An offer is just that – an offer. If it is not accepted by the seller within the time limit you set, your offer is void. Most offers are contingent offers – that is, they become void unless certain things happen. All offers are subject to: Your price and terms being accepted by the seller.
An offer could also be contingent upon:
- Books and records approved (to your satisfaction).
- All equipment being in working condition.
- Assignment of lease.
- Business being sold free and clear of debt.
- Ability to get necessary licenses and permits.
- Business passing necessary inspections.
If any of the contingencies in an offer are not met within the time frame you set, the offer is void and your deposit is returned to you. Most offers are also conditioned upon certain promises by the seller, such as:
- Seller providing a non-compete agreement.
- Seller agreeing to a specified training period.
What is Financial Review or Due Diligence?
The financial review need not be complicated, but the process does generate questions from buyers and sellers.

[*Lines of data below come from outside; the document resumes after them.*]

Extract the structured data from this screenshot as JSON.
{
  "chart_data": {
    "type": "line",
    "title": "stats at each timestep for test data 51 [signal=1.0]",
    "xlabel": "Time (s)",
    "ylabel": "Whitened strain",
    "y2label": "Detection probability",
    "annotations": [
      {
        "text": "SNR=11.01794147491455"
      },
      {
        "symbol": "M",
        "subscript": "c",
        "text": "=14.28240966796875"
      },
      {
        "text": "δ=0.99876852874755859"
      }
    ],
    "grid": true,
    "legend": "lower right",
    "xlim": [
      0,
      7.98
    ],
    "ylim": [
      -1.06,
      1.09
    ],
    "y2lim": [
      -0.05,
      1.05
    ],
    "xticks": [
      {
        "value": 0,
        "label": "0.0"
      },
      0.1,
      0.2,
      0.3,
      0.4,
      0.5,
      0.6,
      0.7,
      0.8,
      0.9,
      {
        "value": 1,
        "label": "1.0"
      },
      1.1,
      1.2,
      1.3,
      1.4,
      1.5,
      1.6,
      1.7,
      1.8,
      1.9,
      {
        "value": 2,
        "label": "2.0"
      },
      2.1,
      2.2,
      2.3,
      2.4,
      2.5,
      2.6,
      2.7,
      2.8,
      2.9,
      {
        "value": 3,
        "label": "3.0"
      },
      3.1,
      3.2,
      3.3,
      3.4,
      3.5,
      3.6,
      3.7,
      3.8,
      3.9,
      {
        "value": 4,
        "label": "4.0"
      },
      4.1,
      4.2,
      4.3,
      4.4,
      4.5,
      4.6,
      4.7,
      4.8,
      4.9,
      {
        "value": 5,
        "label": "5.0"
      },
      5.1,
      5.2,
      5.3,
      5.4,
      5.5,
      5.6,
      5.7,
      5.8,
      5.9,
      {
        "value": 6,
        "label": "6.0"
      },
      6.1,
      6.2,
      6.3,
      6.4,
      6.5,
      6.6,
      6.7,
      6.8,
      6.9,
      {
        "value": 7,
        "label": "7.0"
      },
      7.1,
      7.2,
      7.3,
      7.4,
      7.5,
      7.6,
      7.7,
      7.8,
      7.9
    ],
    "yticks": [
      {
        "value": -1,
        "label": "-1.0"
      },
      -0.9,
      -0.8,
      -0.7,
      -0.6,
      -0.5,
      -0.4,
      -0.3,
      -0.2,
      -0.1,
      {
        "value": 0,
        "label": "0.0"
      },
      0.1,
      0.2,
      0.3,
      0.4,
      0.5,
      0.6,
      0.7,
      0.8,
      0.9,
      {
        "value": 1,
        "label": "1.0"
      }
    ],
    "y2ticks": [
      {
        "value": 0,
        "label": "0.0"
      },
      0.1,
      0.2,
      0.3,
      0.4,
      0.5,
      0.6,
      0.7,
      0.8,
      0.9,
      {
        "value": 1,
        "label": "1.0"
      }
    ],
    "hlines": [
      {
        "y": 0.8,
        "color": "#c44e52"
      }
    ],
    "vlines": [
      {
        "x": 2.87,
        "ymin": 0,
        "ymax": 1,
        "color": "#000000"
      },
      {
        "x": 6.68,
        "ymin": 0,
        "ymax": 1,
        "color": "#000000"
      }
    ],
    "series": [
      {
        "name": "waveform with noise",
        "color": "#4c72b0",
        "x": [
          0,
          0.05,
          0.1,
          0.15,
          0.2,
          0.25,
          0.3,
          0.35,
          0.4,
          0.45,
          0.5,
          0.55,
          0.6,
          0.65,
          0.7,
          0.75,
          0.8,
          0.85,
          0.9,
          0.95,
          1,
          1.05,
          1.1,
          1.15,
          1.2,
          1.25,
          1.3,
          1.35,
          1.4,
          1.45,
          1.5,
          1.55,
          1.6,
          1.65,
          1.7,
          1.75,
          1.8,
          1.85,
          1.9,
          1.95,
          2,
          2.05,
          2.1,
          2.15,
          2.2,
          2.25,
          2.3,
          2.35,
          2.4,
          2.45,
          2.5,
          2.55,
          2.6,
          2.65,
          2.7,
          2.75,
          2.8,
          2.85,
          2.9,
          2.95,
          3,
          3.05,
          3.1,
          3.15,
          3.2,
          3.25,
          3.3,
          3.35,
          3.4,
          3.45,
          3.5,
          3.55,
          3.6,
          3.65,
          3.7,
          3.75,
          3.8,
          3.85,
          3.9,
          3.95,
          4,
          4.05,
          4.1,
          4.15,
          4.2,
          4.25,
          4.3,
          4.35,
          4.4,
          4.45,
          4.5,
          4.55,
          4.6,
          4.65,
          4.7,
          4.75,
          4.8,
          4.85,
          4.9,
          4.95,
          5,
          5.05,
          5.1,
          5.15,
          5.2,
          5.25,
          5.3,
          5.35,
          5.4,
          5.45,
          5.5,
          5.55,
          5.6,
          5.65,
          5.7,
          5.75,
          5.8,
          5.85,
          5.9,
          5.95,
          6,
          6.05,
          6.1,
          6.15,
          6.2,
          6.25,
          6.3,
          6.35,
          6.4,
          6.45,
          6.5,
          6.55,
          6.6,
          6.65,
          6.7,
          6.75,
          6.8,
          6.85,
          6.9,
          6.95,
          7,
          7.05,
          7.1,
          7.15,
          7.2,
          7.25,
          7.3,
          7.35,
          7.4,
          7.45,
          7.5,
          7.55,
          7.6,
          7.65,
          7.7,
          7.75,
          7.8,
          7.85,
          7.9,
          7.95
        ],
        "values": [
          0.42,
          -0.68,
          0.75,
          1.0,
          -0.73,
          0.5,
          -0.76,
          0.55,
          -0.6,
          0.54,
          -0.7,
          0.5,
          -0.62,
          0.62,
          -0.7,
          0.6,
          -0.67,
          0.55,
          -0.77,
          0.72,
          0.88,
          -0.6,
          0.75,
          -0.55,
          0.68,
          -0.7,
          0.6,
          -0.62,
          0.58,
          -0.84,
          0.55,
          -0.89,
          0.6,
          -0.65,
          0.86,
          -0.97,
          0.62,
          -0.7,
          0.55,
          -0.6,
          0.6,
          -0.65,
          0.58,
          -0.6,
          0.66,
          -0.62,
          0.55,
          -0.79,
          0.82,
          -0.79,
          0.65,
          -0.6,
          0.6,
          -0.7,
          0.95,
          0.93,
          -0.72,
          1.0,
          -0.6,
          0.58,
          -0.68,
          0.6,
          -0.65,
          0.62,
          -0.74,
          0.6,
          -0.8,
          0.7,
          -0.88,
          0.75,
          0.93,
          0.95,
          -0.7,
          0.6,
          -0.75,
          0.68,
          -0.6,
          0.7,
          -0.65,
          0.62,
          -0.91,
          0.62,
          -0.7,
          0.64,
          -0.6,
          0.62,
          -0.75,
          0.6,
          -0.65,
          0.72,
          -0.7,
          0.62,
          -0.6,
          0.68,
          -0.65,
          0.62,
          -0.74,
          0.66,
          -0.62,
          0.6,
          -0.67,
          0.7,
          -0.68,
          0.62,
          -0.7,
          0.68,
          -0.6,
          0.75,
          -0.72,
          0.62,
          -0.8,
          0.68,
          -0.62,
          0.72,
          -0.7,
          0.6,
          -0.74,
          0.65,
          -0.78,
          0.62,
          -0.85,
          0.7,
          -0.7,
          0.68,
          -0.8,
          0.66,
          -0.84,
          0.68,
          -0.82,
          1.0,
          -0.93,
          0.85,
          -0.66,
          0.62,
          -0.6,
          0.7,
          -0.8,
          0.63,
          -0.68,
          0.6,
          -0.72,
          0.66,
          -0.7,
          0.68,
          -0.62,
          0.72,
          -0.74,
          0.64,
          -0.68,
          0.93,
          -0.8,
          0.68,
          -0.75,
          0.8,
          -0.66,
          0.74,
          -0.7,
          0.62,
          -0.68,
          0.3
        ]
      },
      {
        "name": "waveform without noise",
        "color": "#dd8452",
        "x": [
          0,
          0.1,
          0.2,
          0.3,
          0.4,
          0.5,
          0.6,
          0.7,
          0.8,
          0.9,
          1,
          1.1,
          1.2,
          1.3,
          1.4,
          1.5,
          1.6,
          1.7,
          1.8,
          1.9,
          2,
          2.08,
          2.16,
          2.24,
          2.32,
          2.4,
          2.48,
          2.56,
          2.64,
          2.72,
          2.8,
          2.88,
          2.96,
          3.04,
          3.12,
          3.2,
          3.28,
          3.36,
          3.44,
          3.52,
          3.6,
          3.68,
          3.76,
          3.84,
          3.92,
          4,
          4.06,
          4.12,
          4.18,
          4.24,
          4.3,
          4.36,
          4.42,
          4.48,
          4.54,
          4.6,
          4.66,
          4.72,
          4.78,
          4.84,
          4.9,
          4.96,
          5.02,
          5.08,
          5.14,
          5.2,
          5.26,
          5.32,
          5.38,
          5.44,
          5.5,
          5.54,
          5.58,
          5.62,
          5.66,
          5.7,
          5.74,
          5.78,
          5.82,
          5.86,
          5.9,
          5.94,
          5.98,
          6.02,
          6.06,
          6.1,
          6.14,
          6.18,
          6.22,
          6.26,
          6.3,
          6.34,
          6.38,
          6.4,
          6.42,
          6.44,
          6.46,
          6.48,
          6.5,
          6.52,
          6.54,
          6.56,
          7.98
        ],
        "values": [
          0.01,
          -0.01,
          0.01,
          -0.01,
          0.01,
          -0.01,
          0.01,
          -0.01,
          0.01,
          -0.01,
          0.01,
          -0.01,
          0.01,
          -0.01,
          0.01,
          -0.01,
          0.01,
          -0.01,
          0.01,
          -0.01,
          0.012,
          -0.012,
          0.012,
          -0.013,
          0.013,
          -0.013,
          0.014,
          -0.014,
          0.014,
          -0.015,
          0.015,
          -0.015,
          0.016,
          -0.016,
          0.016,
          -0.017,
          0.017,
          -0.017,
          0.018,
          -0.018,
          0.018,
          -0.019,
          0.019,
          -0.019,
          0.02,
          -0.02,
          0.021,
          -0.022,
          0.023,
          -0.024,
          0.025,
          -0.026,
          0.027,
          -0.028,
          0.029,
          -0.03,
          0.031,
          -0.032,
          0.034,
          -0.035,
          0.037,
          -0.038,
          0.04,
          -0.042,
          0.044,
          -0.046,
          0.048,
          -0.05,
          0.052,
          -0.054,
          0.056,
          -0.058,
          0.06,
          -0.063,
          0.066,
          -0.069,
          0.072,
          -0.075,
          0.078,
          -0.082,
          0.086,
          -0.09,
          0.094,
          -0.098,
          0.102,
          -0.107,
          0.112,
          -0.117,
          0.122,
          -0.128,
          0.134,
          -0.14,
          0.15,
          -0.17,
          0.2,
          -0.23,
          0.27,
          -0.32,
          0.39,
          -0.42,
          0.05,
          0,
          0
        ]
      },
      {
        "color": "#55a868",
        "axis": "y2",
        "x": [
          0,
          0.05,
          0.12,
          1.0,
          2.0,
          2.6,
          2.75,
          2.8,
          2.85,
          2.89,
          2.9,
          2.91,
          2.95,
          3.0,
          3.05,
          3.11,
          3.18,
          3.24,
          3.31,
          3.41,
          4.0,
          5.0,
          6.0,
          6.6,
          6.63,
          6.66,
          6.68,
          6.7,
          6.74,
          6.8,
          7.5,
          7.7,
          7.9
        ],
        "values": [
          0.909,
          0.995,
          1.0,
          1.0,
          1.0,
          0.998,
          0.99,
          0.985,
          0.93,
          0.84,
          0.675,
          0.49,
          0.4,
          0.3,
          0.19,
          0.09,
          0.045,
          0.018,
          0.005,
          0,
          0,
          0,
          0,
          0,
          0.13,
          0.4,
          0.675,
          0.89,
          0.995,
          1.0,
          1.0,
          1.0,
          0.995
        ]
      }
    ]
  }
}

Some typical questions from buyers are:
What is it?
You have the opportunity to check out the books and records of the business and verify the information that you have already seen and heard.You may also have additional questions for the seller. If you are satisfied with the information you see, you release the financial contingency and proceed to the next step in your purchase of the business.
How long does it take?
It’s up to you! Many businesses can be checked out in one meeting. More complex businesses can take longer.

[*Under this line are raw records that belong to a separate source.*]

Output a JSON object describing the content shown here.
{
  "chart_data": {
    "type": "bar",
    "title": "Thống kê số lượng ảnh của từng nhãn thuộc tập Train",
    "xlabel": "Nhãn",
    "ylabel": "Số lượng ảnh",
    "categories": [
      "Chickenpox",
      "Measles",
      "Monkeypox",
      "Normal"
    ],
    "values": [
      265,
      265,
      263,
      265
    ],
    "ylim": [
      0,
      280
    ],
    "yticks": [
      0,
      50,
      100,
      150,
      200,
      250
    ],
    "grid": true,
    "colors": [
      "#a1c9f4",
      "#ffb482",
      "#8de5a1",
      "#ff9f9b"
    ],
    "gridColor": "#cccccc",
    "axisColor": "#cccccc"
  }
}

What if I find something I don’t like?
The contingencies in the offer have to be met. If not, you have the right to make a different offer, cancel your offer and get your earnest money refunded, or look at another business.
Why not do the financial review before I make an offer?
Some buyers have expressed a desire to perform a detailed financial audit, before making an offer. Later on they found that the audit didn’t replace the need to be comfortable with the business and be truly interested in it. They wasted a lot of time analyzing the books, only to find they couldn’t agree with the seller on the price and terms or that the type of business just didn’t suit them.
We developed the financial review contingency as a compromise to bridge the gap between the buyer’s concerns and the seller’s needs. We understand the buyer’s need to verify the books before buying the business. We also know it could damage the seller to have confidential information released to strangers or potential competitors. By using the financial review contingency, a buyer can make an offer in perfect safety and the seller is assured he is dealing with a serious party.